Il est constant que le chèque de 300 000 € établi le 10 novembre 2022 par [G] [N] a fait l'objet d'une attestation de rejet par la Banque Postale pour défaut ou insuffisance de provision, de sorte que la titulaire du compte se trouve privée de la faculté d'émettre des chèques pendant une durée de cinq ans (pièce numéro 7 du dossier de l'intimée).
Il ne peut dès lors être retenu que la nouvelle promesse de paiement faite à hauteur de cour pourrait, à la différence des précédentes, être respectée durant l'intégralité du plan d'apurement des dettes.
Dans ces conditions, c'est avec pertinence que le premier juge a retenu que le redressement de la SCI [N] était manifestement impossible au sens de l'article L631 ' 15 II du code de commerce précité, et a ainsi prononcé à bon droit la conversion de la procédure de redressement judiciaire dont cette SCI fait l'objet en liquidation judiciaire.

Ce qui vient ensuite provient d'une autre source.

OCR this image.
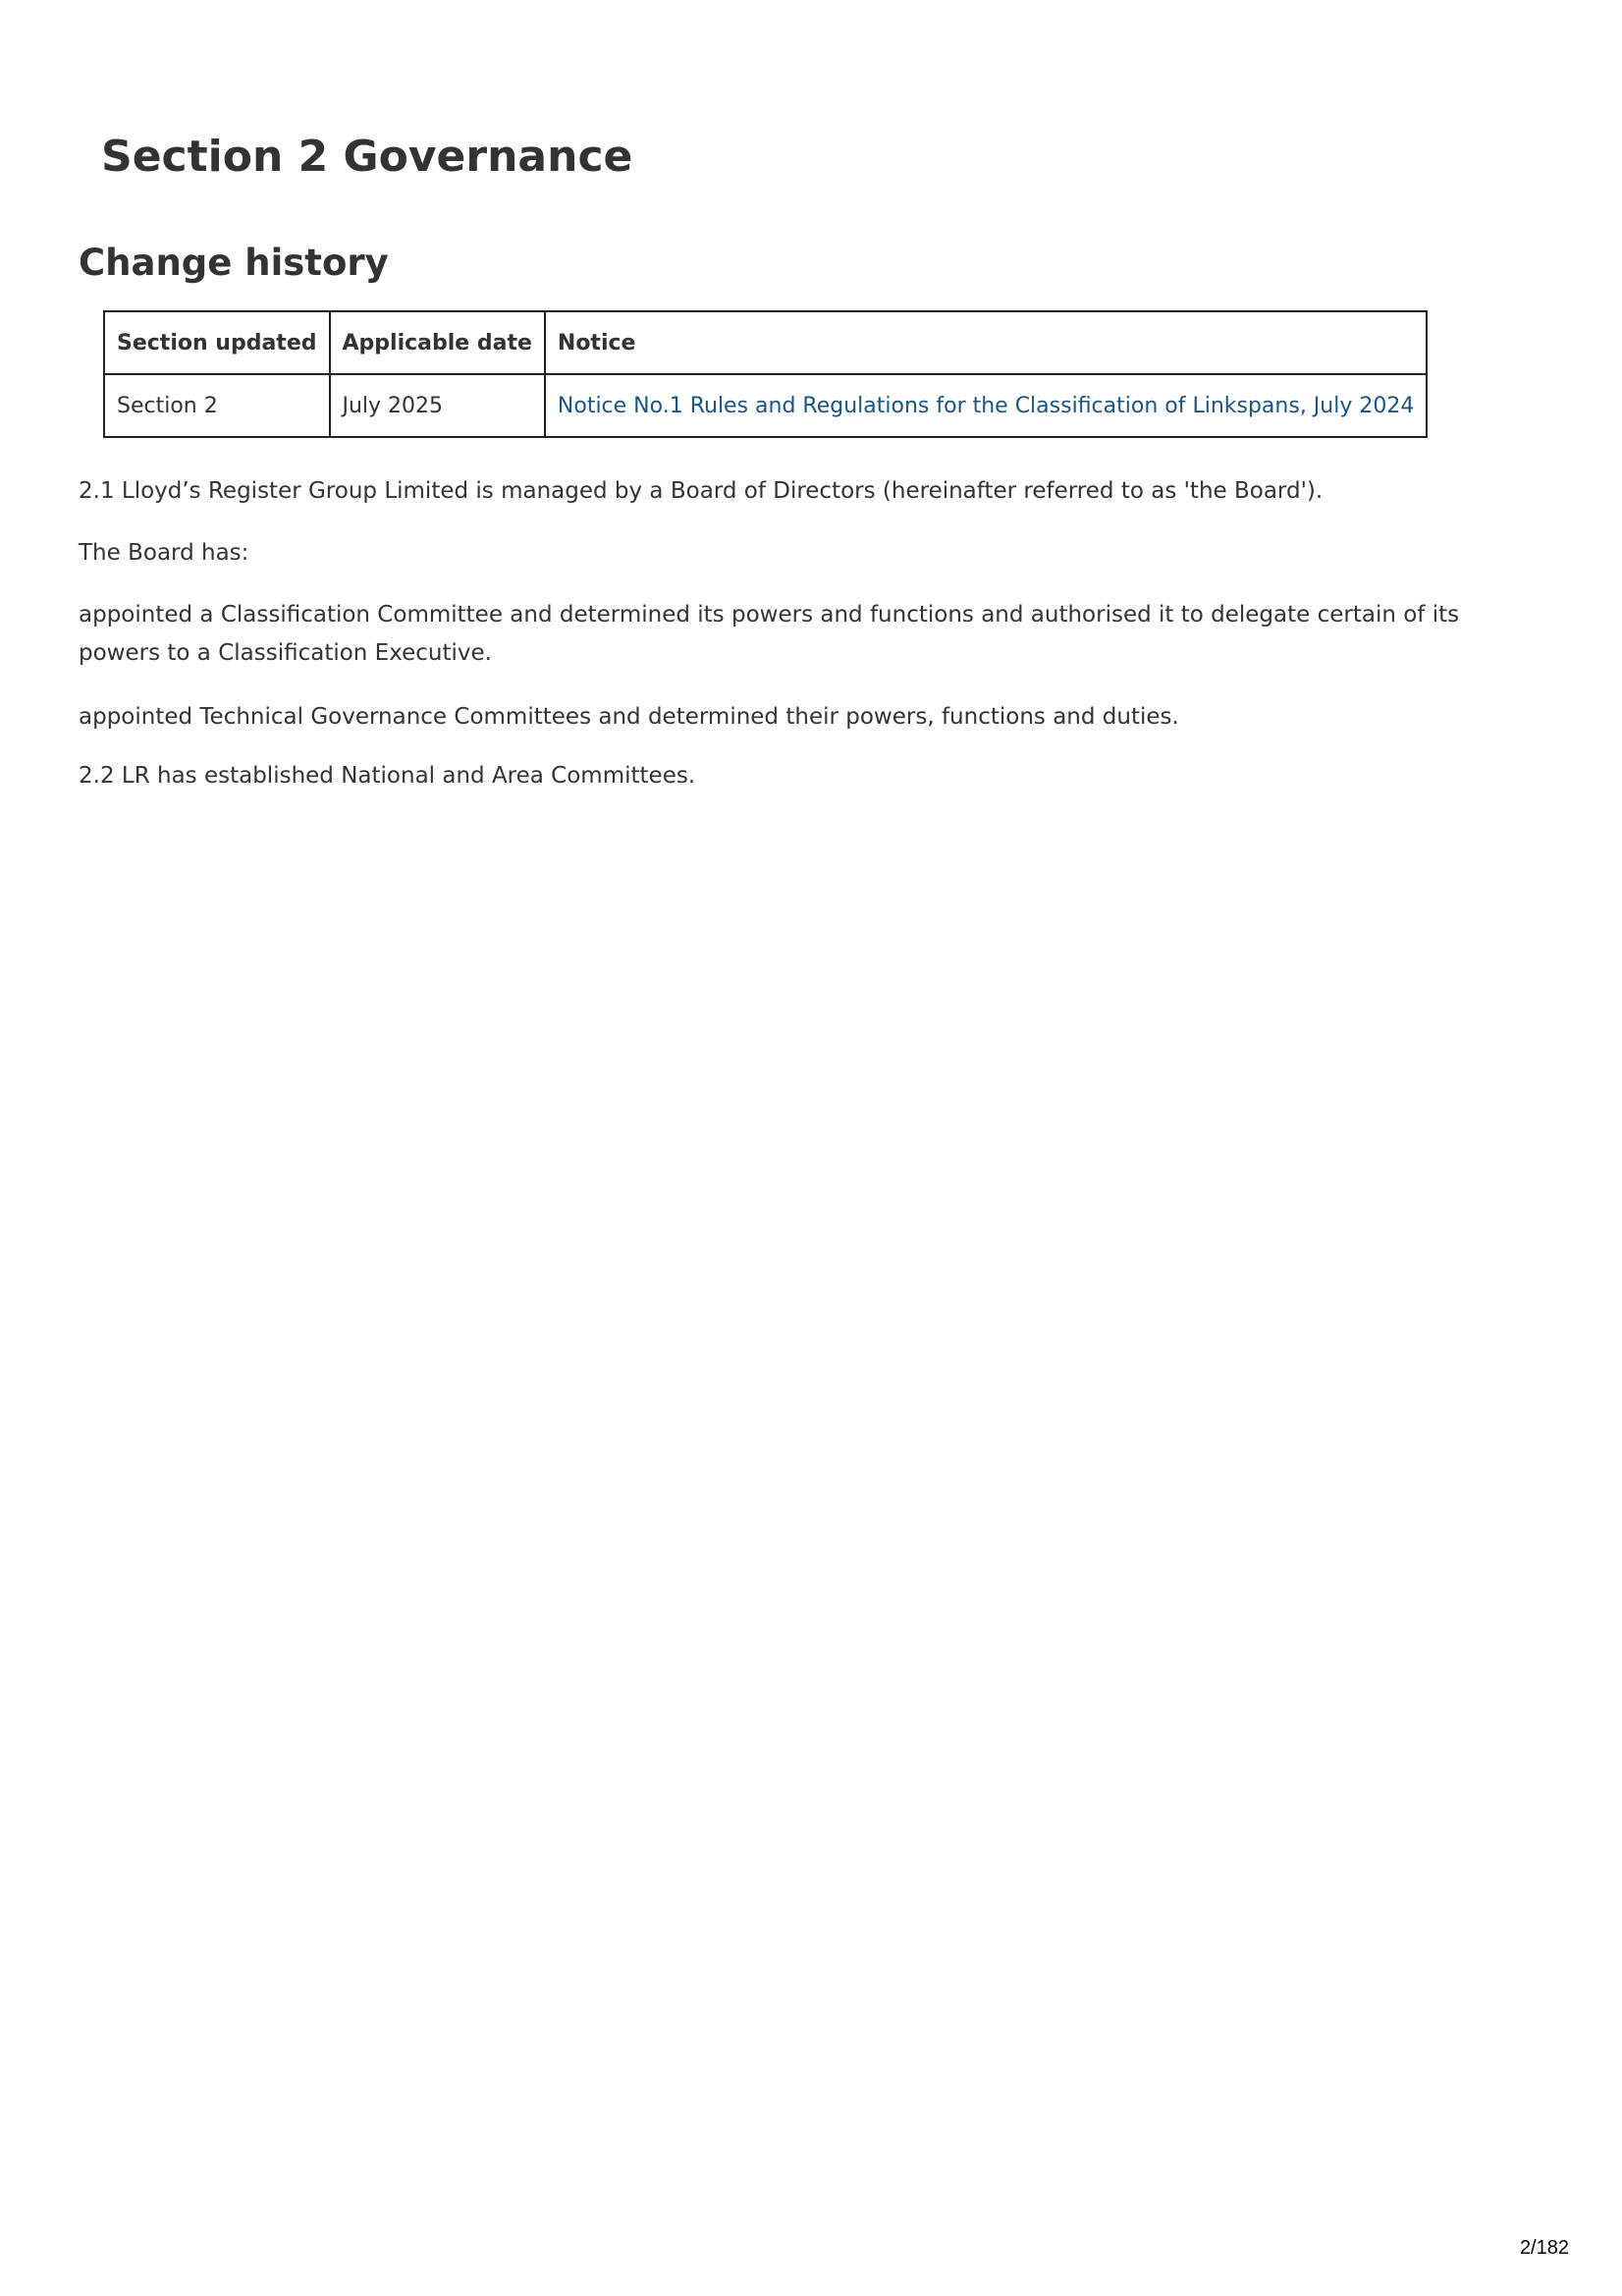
Section 2 Governance
Change history
Section updated	Applicable date	Notice
Section 2	July 2025	Notice No.1 Rules and Regulations for the Classification of Linkspans, July 2024

2.1 Lloyd’s Register Group Limited is managed by a Board of Directors (hereinafter referred to as 'the Board').

The Board has:

appointed a Classification Committee and determined its powers and functions and authorised it to delegate certain of its powers to a Classification Executive.

appointed Technical Governance Committees and determined their powers, functions and duties.

2.2 LR has established National and Area Committees.

2/182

La décision dont appel devra donc être confirmée en l'intégralité de ses dispositions, l'équité commandant par ailleurs d'allouer à la SCP [H] [D] ès qualités de liquidateur judiciaire de la SCI [N] une indemnité de 1500 € sur le fondement des dispositions de l'article 700 du code de procédure civile au titre des frais irrépétibles que celle-ci a dû exposer en cause d'appel.
PAR CES MOTIFS
La Cour,
' Confirme en toutes ses dispositions, le jugement entrepris
Y ajoutant,
' Condamne la SCI [N] à verser à la SCP [H] [D] ès qualité de liquidateur judiciaire de la SCI [N] la somme de 1500 € sur le fondement des dispositions de l'article 700 du code de procédure civile
' Ordonne l'emploi des dépens d'appel en frais privilégiés de liquidation judiciaire.
L'arrêt a été signé par M. TESSIER-FLOHIC, Président, et par Mme MAGIS, Greffier auquel la minute de la décision a été remise par le magistrat signataire.